A hot desert wind waved over them a second later, breaking Neha’s reverie. “Have you ever loved, Mahiya?”
Knowing what was coming, she steeled her spine. “No.”
“Not even Arav?”
There it was, the blow that reminded her of a humiliation that had crushed her young heart, threatened to fracture her fledgling spirit. “I was a child then. What did I know of love?” However, she’d learned that pretty words were not to be trusted—and that she had a strength she’d never before understood.
“My daughter is dead,” Neha said, in an apparent non sequitur, “and so is my husband and consort. Some would say I am being punished for what I did to you and your mother.” Dark eyes on Mahiya’s face. “Do you think I am being punished, Mahiya?”
If you believe so. For your karma is of your own making.
“It is not my place to think such things, my lady.” Mahiya used every ounce of skill she’d picked up from her years in the court to hide her thoughts, keep her voice expressionless. “I am only grateful for your kindness in giving me a home.”
Neha’s lips curved, but the ice in her gaze remained frigid. “A pretty speech. Perhaps you will prove interesting, after all.” A slight motion of a slender hand, and Mahiya knew she’d been dismissed.
Walking the wide pathway along the ramparts until she came to steps that led down into the sprawling main courtyard—built at a time when ground armies were mounted on elephants—she made her way down with slow grace, though she wanted nothing more than to spread her wings and fly off into the mountains. That deadly chance was one she’d save for last, when she had no other hope.
“Yes. You matter.”
Hugging Jason’s quiet words to her heart, her faith in his integrity an instinct she had no will to fight, Mahiya crossed the stone of the courtyard with measured steps.
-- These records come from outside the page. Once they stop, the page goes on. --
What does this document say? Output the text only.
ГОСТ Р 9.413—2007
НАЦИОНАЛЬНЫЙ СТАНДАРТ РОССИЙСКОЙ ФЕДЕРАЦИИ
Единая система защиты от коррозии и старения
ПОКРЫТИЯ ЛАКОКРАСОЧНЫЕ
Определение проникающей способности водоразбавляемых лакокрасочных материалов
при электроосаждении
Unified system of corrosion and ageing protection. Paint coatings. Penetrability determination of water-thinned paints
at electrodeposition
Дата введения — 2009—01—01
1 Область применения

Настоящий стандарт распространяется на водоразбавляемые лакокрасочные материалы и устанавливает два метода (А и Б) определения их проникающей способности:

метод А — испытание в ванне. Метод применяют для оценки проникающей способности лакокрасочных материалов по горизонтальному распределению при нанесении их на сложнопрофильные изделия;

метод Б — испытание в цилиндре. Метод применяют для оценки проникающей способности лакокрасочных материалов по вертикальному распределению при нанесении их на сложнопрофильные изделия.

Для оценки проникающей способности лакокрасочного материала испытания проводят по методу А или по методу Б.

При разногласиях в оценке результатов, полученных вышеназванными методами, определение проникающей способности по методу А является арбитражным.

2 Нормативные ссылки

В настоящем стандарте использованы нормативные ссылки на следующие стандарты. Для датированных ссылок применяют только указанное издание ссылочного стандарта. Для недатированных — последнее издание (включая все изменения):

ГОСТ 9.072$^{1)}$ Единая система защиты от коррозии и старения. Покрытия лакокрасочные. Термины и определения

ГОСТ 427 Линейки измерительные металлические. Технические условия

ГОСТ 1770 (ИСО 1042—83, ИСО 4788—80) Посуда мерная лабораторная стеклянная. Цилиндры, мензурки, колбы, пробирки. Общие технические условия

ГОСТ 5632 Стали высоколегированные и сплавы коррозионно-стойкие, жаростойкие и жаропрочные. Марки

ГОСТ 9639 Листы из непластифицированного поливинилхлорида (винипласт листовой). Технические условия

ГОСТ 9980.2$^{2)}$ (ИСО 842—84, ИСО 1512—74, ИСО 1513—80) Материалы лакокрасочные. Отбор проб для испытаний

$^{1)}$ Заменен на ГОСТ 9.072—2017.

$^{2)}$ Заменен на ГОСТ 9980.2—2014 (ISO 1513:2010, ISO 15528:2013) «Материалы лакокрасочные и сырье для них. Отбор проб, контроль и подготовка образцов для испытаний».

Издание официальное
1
Open as it was, with only a few miniature trees in large planters on the edges, she could feel a hundred eyes on her—guards, courtiers, servants.
She acknowledged those who acknowledged her, but stopped for no one . . . until a tall, handsome angel with skin of darkest brown and eyes of smoky gray walked into her path, his wings a mottled brown two shades paler than his skin. And she understood why Neha had spoken of the man who had taught Mahiya her first and most lasting lesson about love.